# Control flow

Control flow statements have a lot of different uses by allowing you to control how your loops proceed.

One of the simplest, but also one of the best, uses of control flow is reducing the level of indentation in your loops. Less indentation is generally clearer. 

Consider the following example (we'll start with something simple and contrived and then use something familiar and sensible): imagine we want to iterate over some numbers and print the square of the number except if the number is 2. We can do that as follows

In [1]:
numbers = [1, 2, 3, 4, 5, 6, 7]

for n in numbers:
    if n != 2:
        print(n**2)

1
9
16
25
36
49


While that loop isn't complicated yet, if we were to have more conditions, it could become several levels indented. Instead of that `if` check that only proceeds if `n != 2`, we could instead use a `continue` to simply skip that iteration. Once a `continue` statement is reached within a loop, none of the rest of the current iteration is executed. Instead, the next iteration is started.

In [2]:
for n in numbers:
    if n == 2:
        continue

    print(n**2)

1
9
16
25
36
49


As you can see, even though the `print(n**2)` is no longer indented into an `if` block, it is still not executed when `n == 2` as `continue` skips the rest of this iteration the loop body when that condition is satisfied.

What about an example where we actually might achieve something by using control flow statements? The homolog identification script is a good case in which control flow statements can improve our processing of BLAST hits and BED features. I've included the BLAST output and BED file for *Vibrio cholerae* in the Canvas folder with these notebooks, which we will use here. 

In [3]:
blastfile = "Vibrio_cholerae_N16961_blastout.txt"
bedfile = "Vibrio_cholerae_N16961.bed"

# read blast file
hits = []
with open(blastfile) as fin:
    for line in fin: # .readlines() is the default iter method for the open file class
        
        # unpack and convert types of desired columns. This is ugly.

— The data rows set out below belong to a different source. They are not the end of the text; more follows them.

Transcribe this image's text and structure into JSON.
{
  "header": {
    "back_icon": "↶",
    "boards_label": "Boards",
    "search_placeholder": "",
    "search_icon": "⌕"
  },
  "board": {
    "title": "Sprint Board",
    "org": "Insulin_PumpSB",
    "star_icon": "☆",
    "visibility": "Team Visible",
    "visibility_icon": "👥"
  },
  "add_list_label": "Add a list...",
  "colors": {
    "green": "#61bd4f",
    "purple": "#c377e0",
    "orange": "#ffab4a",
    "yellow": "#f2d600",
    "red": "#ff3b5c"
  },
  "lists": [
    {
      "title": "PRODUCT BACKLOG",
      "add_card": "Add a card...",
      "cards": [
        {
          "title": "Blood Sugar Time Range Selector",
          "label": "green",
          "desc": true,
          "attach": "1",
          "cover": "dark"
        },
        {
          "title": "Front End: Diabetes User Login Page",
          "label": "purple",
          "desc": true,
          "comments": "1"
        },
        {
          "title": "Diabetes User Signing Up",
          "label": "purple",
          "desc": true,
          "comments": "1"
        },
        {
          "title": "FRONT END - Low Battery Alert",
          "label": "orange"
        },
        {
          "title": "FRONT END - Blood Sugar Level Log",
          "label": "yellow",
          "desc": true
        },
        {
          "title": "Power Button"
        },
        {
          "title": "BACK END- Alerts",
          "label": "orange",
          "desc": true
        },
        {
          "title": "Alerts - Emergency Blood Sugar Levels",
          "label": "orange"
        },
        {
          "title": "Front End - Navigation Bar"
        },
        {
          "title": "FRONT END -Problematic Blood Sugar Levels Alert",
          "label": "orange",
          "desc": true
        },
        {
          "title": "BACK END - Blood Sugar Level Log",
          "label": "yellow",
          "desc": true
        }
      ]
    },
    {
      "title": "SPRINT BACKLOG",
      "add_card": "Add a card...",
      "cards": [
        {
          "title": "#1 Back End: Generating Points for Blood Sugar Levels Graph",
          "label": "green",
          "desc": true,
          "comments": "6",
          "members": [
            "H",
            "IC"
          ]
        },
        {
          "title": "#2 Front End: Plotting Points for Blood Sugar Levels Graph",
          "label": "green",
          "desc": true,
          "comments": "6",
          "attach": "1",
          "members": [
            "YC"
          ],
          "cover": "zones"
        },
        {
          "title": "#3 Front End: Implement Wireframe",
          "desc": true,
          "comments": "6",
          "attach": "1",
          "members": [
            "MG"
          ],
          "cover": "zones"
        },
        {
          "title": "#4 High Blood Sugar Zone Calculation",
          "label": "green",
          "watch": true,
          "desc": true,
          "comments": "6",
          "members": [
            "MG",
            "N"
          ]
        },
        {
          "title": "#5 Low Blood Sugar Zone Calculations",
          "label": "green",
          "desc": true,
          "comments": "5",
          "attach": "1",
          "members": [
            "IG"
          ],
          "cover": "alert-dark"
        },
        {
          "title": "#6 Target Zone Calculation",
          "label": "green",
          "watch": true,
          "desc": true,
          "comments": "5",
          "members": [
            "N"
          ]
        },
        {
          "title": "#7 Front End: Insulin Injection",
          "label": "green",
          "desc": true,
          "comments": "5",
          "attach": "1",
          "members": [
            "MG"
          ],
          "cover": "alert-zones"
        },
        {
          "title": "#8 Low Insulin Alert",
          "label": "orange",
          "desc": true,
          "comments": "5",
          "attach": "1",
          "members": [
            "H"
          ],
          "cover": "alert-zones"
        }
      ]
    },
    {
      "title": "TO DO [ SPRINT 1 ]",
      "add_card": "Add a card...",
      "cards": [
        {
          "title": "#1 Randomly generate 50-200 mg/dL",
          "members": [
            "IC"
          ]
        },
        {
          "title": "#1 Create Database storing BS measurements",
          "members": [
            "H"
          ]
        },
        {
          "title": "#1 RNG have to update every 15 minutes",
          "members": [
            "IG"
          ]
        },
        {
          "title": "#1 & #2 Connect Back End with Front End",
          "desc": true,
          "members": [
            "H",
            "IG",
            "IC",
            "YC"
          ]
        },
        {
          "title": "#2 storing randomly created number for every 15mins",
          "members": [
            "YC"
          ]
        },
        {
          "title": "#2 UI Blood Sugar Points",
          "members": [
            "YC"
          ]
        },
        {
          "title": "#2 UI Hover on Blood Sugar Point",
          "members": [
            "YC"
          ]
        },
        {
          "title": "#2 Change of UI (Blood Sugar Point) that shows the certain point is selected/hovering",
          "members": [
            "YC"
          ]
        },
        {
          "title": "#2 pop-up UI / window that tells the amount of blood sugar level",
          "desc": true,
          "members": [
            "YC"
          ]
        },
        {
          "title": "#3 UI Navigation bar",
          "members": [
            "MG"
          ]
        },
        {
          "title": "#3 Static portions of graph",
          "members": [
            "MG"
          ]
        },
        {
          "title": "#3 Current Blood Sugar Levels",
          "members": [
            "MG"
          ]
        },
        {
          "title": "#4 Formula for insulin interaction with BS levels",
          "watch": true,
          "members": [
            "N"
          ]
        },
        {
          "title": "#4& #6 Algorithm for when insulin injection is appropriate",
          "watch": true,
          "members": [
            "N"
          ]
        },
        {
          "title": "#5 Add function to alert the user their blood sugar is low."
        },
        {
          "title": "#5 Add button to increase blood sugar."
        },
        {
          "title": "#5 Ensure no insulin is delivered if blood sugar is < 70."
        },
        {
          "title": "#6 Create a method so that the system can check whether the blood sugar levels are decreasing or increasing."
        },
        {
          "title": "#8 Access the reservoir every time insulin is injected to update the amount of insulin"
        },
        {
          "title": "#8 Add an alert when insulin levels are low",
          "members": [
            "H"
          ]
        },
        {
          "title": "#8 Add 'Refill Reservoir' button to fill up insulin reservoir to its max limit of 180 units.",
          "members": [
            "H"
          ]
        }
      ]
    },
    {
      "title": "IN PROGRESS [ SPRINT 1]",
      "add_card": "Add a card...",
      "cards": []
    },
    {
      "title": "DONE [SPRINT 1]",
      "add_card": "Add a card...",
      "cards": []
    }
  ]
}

We'll revisit later...
        _, sid, pcnt, matchlen, _, _, _, _, sstart, send, _, _, qlen = line.split()
        pcnt = float(pcnt)
        matchlen = int(matchlen)
        sstart = int(sstart)
        send = int(send)
        qlen = int(qlen)
    
        # Keep hits that could be homologs
        if pcnt > 30 and matchlen > 0.9*qlen:
            # We could store matches as a list or tuple.
            # We won't want to modify the elements so a tuple is "safer" in that we then can't modify it by mistake
            hits.append((sid, sstart, send))

# Now read the bed file
feats = []
with open(bedfile) as fin:
    for line in fin:
        bed_sid, bed_start, bed_end, gene, *_ = line.split() # an asterisk before a variable name when unpacking makes that variable store remaining elements
        bed_start = int(bed_start)
        bed_end = int(bed_end)
        
        feats.append((bed_sid, bed_start, bed_end, gene))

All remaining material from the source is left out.